Мы слышали только голоса хозяина нашего и Блуменфельда; но кроме их в гостиную вошло еще трое гостей: неизбежный наш Несвицкий, Нагибин, тот самый молодой чиновник почтового русского ведомства в Царьграде, который сшил мне платье, и третий тоже очень еще молодой вице-консул наш в Варне, просто Петров. Вячеслава Нагибина я уже описал в нескольких словах.

Петров был человек совсем другого рода. Он был пламенный панславист; для России охранитель, революционер для Востока, вечно занятый болгарскими или сербскими делами; горячий, стремительный, прямой до неосторожности (это он сказал, при дамах, на обеде, что только свиньи ездят в Париж); со всеми фамильярный, почти без различия звания и чина; нервный, худой и бледный, одетый всегда небрежно, как попало, он, казалось, ничего вокруг себя не замечал и почти не хотел знать, кроме политических интересов и политических дел. Волоса у него были всегда острижены под гребенку и приподняты щеткой; он был постоянно возбужден, постоянно как бы вне себя; говоря, то наступал на собеседника, то отскакивал от него, широко раскрывая глаза низлагая свои любимые мысли бесстрашно, пламенно, часто слишком даже нерасчетливо-прямо; вот каков был Петров.

Турки любили его за доброту и простоту обращения, но постоянно жаловались, что его пармак (палец) везде где не надо, и уверяли, что он чуть не с тарелкой ходит собирать на восстание христиан и т. д.

Петров делал множество ошибок, но зато был незаменим во многих случаях; в среде христиан он был чрезвычайно популярен, и начальство принуждено было многое ему прощать.
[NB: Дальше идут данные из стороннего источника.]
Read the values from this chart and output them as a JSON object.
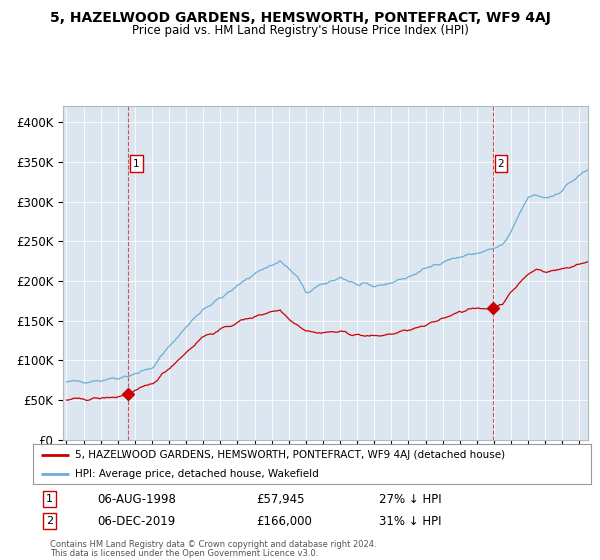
{
  "title": "5, HAZELWOOD GARDENS, HEMSWORTH, PONTEFRACT, WF9 4AJ",
  "subtitle": "Price paid vs. HM Land Registry's House Price Index (HPI)",
  "legend_line1": "5, HAZELWOOD GARDENS, HEMSWORTH, PONTEFRACT, WF9 4AJ (detached house)",
  "legend_line2": "HPI: Average price, detached house, Wakefield",
  "annotation1_label": "1",
  "annotation1_date": "06-AUG-1998",
  "annotation1_price": "£57,945",
  "annotation1_hpi": "27% ↓ HPI",
  "annotation2_label": "2",
  "annotation2_date": "06-DEC-2019",
  "annotation2_price": "£166,000",
  "annotation2_hpi": "31% ↓ HPI",
  "footnote1": "Contains HM Land Registry data © Crown copyright and database right 2024.",
  "footnote2": "This data is licensed under the Open Government Licence v3.0.",
  "red_color": "#cc0000",
  "blue_color": "#6baed6",
  "bg_color": "#dce6f1",
  "marker1_x": 1998.59,
  "marker1_y": 57945,
  "marker2_x": 2019.92,
  "marker2_y": 166000,
  "vline1_x": 1998.59,
  "vline2_x": 2019.92,
  "ylim": [
    0,
    420000
  ],
  "xlim_start": 1994.8,
  "xlim_end": 2025.5
}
С течением годов характер его выровнялся; он устоялся, достиг высших должностей, и его имя останется навсегда в истории последних дней Оттоманской Империи.

Но в это время над ним много подтрунивали товарищи; он только что поссорился с пашой из-за одной пленной славянки, которая его обманула, по согласию с турками; приехал в Царьград жаловаться и хлопотать об удовлетворении; удовлетворения ему не дали и основательно признали его неправым. Легкомысленные товарищи смеялись над его пылкими и сентиментальными отношениями к «угнетенным братьям-славянам» и сочинили — будто одно из его донесений начиналось так:

«Милостивый государь, Ее имя было Милена! Она была сирота...»

Петров горячился, отбивался, ссорился, но все так прямодушно, честно и просто, что его продолжали любить и уважать.

Все четверо — Блуменфельд, «вестовой», Петров и Вячеслав, вошли в гостиную вслед за хозяином.

Блуменфельд с первых минут уже обнаружил свою придирчивость. Когда хозяин дома представил Вячеслава Нагибина мадам Антониади и ее белой с красным подруге, Блуменфельд не мог оставить в покое молодого человека и тотчас же вслед за хозяином, сказавшим просто: «Monsieur Нагибин!» воскликнул: «известный всем более под именем l'irrésistible boyard russe Wenceslas...»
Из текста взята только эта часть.